For Wegelin, the December 5th vote comes in the context of a general move to the right in Swiss politics in the last two decades, spurred on by the "pioneering right-wing populism of the Swiss People's Party (SVP)".

The SVP – Switzerland's most-voted party – was behind both the infamous 2009 anti-minaret initiative and the 2014 'against mass immigration initiative'.

Speaking to The Local, Wegelin explained that the most important election for seats in the Federal Council in recent times was in 2003, when the right-wing SVP shook up four decades of stability and took a second seat on the executive at the expense of the centrist Christian Democrats (CVP).

The other key federal council election took place in 2017 when the FDP put forward a candidate who was further to the right than his predecessor Didier Burkhalter: the current foreign minister Ignazio Cassis.

Ignazio Cassis is sworn in as federal councillor in 2017. Photo: AFP

In this context, "the 2018 election could be seen a small shift [to the right]," he said.

He noted that Liberals (FDP) candidate Karin Keller-Sutter – the hot favourite to replace Economy Minister Johann Schneider-Ammann in the government – is a little more to the right than Schneider-Ammann.

"Keller-Sutter is strong on asylum, for example, whereas Schneider-Ammann has never shown himself to be that interested in the issue."

Putting it in perspective

But Wegelin was also keen to put the importance of the Federal Council in perspective.

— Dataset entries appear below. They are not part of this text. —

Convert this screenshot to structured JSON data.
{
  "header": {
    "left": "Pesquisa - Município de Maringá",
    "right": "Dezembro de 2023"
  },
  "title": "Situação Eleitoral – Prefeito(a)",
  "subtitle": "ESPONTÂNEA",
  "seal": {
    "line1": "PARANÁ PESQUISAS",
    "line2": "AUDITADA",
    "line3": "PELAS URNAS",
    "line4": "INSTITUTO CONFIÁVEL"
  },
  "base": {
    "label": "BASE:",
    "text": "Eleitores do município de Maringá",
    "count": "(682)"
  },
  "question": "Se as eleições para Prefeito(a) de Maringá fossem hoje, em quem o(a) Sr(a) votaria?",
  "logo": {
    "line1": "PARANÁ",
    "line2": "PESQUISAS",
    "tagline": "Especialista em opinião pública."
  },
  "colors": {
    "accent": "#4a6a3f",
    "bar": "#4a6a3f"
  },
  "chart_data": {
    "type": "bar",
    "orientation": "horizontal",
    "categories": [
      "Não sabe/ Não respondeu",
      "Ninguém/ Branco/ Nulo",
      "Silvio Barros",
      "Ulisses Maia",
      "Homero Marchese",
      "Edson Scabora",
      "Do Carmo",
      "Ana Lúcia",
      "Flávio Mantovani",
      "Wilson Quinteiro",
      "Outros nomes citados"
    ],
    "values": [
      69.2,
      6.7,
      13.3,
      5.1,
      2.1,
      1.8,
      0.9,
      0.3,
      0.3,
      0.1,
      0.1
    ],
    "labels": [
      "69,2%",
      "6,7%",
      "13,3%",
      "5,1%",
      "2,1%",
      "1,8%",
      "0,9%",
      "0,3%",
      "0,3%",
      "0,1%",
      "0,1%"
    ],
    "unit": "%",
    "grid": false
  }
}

"The Federal Council is a key body, but it is not like in England [where a single party in government can push through legislation]. Switzerland has a concordance system [with all the major parties represented]."

This means decisions are based on constant compromise between political interests. At the same time, the Swiss government is constantly arm wrestling with the parliament, as its recent decision to backtrack on signing the United Migrations pact shows.

In the case of the UN migration pact, the parliament demanded the opportunity to discuss the issues involved before the government made a final decision, forcing the executive to step away from an initial promise it would pledge support for the pact.

A quiet revolution

There is one way, however, in which Wednesday's vote could prove a quiet revolution.

While the country's different regions and language groups have traditionally been represented in the Swiss Federal Council, there have never been any guidelines, spoken or unspoken, as to the number of women in the government.

But now, Wegelin says, an "informal agreement" is developing that there should be "at least three".

FDP candidate for the Swiss Federal Council Karin Keller-Sutter. Photo: Swiss Parliament

Three of the four candidates for the elections on Wednesday are women and the only man on the ticket – Hans Wickli of the FDP – has next to no chance of being elected as his competition is Karin Keller-Sutter.

That means, if all goes as expected, Switzerland will indeed have three women on its seven-member executive in the years to come.